Further, the LED 23 preferably has a peak wavelength in the vicinity of a wavelength of 275 nm, which has a relatively high bactericidal action, but may be in a wavelength band that exerts a bactericidal action, and does not limit the wavelength of ultraviolet rays.

The optical system 20 arranged in the light source unit 15 has a convex lens 21 having ultraviolet light transmission as a lens. The convex lens 21 has an incident surface 21a on which the light emitted by the LED 23 is incident and an exit surface 21b that emits ultraviolet rays into the flow path 13a, and the incident surface 21a is arranged so as to face the LED 23 of the light source 16. ing. The convex lens 21 refracts the ultraviolet rays emitted by the LED 23 of the light source 16 toward the center side of the flow path cross section of the flow path 13a of the flow path member 13, and the fluid flowing in the flow path 13a and the first connecting member 17 Irradiates the fluid flowing through the flow paths 17a-1 and 17a-2 described later with ultraviolet rays.

Here, as shown in FIG. 3, the convex lens 21 has an inner diameter of the flow path member 13 of X [mm], and the light source portion 15 side of the flow path member 13 in the length direction (tube axis direction) of the flow path member 13. When the distance from one end of the LED 23 to the incident surface 21a of the convex lens 21 on which ultraviolet rays are incident is L [mm], the convex lens 21 has a half-value angle (half-value width) α [°] of the ultraviolet rays emitted by the LED 23.
0 <α <2tan ^-1 (X / 2L) ・ ・ ・ Equation 1
It is formed to satisfy. As a result, the convex lens 21 can appropriately refract the ultraviolet rays emitted by the LED 23 so as to enter the flow path 13a of the flow path member 13, and among the ultraviolet rays emitted by the LED 23, the light source accommodating portion 17b-. It is possible to prevent the ultraviolet rays toward the vicinity of the edge of the opening of No. 3 from being lost without being incident on the flow path 13a. Here, when α = 0, the ultraviolet rays emitted by the LED 23 are output as linear light having no spread, and the fluid flowing in the flow path 13a cannot be efficiently irradiated with the ultraviolet rays, which is not preferable. .. On the other hand, when α ≧ 2tan ^-1 (X / 2L), a part of the ultraviolet rays emitted by the LED 23 does not enter the flow path 13a of the flow path member 13 and reaches, for example, the flow path 17a-2. Therefore, it becomes impossible to efficiently irradiate the fluid flowing in the flow path 13a with ultraviolet rays, which is not preferable. Further, in the light source unit 15, the light distribution curve F generated by the convex lens 21 passes through the corner between the end surface of one end of the flow path member 13 on the light source unit 15 side and the inner surface of the flow path member 13.

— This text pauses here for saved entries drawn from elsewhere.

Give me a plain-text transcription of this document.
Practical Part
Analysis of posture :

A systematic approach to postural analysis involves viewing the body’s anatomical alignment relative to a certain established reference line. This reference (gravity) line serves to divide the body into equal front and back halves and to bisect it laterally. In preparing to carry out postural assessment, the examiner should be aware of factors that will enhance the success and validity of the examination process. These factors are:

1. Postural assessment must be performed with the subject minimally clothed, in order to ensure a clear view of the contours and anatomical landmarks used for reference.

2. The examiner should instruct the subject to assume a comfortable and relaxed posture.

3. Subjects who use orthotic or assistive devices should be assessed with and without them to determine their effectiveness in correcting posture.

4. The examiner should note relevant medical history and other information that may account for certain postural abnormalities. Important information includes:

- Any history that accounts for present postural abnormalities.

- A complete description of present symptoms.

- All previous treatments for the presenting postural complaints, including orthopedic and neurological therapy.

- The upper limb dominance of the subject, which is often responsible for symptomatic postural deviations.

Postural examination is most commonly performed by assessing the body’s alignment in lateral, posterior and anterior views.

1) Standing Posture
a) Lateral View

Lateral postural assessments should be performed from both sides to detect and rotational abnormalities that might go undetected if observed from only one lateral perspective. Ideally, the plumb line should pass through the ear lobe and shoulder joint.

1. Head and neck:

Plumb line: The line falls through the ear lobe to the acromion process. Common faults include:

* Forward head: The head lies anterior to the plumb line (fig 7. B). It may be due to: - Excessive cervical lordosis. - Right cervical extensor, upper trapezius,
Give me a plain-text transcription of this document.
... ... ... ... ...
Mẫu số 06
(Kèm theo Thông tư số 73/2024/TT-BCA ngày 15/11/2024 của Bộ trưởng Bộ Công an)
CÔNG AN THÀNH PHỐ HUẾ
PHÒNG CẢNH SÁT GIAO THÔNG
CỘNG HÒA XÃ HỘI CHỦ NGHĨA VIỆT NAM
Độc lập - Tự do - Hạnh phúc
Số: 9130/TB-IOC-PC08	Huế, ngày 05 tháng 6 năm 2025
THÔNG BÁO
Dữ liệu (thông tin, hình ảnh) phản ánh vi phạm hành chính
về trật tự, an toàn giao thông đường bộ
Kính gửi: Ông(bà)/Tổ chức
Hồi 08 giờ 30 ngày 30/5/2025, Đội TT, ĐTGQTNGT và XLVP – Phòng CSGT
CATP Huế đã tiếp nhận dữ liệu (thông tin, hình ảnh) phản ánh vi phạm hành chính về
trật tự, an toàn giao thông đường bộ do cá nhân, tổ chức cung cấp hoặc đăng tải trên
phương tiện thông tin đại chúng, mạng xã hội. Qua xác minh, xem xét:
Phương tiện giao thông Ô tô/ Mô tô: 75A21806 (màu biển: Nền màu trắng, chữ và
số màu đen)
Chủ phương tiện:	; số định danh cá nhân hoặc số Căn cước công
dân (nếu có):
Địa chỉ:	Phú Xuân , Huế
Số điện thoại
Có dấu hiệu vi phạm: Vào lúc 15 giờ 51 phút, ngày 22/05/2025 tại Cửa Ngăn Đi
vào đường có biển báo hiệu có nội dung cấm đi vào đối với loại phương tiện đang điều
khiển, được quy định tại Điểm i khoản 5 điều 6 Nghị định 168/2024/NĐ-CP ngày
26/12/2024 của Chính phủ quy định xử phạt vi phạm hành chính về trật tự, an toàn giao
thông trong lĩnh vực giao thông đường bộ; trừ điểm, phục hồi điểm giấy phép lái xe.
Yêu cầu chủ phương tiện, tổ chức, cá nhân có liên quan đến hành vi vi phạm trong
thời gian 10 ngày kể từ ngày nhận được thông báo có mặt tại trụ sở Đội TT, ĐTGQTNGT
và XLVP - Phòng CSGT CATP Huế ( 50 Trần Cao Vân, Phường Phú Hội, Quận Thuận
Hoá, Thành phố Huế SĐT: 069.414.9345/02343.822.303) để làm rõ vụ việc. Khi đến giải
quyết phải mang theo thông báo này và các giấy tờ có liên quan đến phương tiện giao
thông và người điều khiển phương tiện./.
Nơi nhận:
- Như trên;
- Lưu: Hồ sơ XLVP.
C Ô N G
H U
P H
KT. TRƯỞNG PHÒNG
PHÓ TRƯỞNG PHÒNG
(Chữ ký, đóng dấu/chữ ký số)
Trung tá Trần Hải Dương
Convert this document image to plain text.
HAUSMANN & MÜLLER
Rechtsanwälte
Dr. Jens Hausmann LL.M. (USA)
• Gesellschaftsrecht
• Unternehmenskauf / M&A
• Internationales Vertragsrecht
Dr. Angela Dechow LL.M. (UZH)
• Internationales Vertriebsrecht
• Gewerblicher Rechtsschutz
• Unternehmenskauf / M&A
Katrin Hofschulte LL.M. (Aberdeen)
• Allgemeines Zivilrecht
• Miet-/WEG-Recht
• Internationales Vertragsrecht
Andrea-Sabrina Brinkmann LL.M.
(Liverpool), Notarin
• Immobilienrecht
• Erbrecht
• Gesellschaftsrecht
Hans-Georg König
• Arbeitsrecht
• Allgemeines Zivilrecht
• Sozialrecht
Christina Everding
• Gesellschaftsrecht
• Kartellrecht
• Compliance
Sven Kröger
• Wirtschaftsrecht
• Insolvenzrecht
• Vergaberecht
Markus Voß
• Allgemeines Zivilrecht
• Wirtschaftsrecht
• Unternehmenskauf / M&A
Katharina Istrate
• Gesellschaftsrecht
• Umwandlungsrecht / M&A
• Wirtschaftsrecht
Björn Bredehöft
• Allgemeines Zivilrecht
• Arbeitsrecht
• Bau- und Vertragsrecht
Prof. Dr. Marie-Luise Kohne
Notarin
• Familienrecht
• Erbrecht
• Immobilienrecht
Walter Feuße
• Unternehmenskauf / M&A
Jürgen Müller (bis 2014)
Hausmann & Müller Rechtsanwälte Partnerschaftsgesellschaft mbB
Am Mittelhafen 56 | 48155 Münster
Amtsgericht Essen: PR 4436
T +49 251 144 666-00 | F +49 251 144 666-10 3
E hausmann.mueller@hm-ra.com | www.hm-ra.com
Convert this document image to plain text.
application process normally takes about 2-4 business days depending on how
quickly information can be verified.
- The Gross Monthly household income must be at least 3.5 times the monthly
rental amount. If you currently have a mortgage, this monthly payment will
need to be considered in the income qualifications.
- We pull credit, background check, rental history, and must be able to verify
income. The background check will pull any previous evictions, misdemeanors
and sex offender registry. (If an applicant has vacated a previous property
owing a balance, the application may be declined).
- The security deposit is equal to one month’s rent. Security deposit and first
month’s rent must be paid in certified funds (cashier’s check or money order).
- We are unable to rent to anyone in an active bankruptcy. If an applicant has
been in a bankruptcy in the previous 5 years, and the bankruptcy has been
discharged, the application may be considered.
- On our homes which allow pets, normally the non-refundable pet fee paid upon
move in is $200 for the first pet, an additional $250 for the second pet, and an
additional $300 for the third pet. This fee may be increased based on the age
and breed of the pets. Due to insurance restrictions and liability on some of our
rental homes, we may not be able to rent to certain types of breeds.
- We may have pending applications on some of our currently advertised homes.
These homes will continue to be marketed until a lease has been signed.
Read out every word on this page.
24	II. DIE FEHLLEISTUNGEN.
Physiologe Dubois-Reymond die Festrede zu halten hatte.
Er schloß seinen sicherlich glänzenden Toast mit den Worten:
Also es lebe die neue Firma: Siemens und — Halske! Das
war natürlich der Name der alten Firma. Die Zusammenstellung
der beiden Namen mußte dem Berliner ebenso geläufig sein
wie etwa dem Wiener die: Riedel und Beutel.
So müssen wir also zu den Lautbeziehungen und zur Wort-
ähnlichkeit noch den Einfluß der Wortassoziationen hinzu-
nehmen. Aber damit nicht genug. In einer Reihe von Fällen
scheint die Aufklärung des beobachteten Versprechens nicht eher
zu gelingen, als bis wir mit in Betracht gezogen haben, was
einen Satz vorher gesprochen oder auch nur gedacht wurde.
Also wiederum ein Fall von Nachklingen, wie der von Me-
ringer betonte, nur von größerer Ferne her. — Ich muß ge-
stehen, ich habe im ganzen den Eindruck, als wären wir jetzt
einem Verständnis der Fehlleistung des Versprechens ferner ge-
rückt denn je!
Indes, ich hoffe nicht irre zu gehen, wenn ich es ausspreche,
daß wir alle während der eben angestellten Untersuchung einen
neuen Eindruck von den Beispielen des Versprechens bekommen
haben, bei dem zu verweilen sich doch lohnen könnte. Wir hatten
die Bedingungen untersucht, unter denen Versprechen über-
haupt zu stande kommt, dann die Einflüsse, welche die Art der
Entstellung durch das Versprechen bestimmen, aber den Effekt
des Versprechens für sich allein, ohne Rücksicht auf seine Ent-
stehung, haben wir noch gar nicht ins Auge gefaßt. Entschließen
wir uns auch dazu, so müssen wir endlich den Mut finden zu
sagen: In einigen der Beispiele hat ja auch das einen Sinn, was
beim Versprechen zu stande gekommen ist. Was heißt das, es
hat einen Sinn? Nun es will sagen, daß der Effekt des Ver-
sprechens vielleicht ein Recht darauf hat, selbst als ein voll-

Further, when the outer diameter of the convex lens 21 is Y [mm] and the thickness of the convex lens 21 is D [mm], the convex lens 21 is
X / 2≤Y <X, D> L / 2 ... Equation 2
Meet. By satisfying equations 1 and 2, the convex lens 21 narrows the distance between the exit surface 21b of the convex lens 21 and one end of the flow path member 13 on the light source portion 15 side while appropriately ensuring the refraction action of ultraviolet rays. Be done. As a result, when a fluid flows from the flow path 13a of the flow path member 13 into the first connecting member 17, turbulence such as a vortex is likely to occur around the exit surface 21b of the convex lens 21, and the emission surface 21b By locally retaining the fluid in the surroundings, the irradiation time of ultraviolet rays is extended, and the irradiation efficiency of ultraviolet rays on the fluid is improved. Here, when Y <X / 2, turbulence such as vortices does not occur around the exit surface 21b of the convex lens 21, fluid cannot be locally retained around the exit surface 21b, and irradiation with ultraviolet rays is performed. This is not preferable because the time is shortened and the efficiency of irradiating the fluid with ultraviolet rays cannot be increased. On the other hand, when Y ≧ X, the convex lens 21 acts as a barrier to the flow paths 17a-1 and 17a-2, and it becomes difficult for the fluid flowing through the flow path 13a to reach the flow paths 17a-1 and 17a-2. Therefore, the amount of fluid that can flow through the fluid sterilizer 1 is reduced, which is not preferable. Further, when D ≦ L / 2, turbulence such as a vortex does not occur around the exit surface 21b of the convex lens 21, the fluid cannot be locally retained around the exit surface 21b, and the irradiation time of ultraviolet rays. Is not preferable because the irradiation efficiency of ultraviolet rays to the fluid cannot be increased. Further, when D ≦ L / 2, a part of the ultraviolet rays emitted by the LED 23 does not enter the flow path 13a of the flow path member 13 and reaches, for example, the flow path 17a-2. Therefore, the flow path 13a It is not preferable because it becomes impossible to efficiently irradiate the fluid flowing inside with ultraviolet rays. Although the upper limit of D with respect to L is not particularly limited, it is desirable that the flow path member 13 and the convex lens 21 do not come into contact with each other when the fluid sterilizer 1 is assembled, so it is desirable to set D ≦ L.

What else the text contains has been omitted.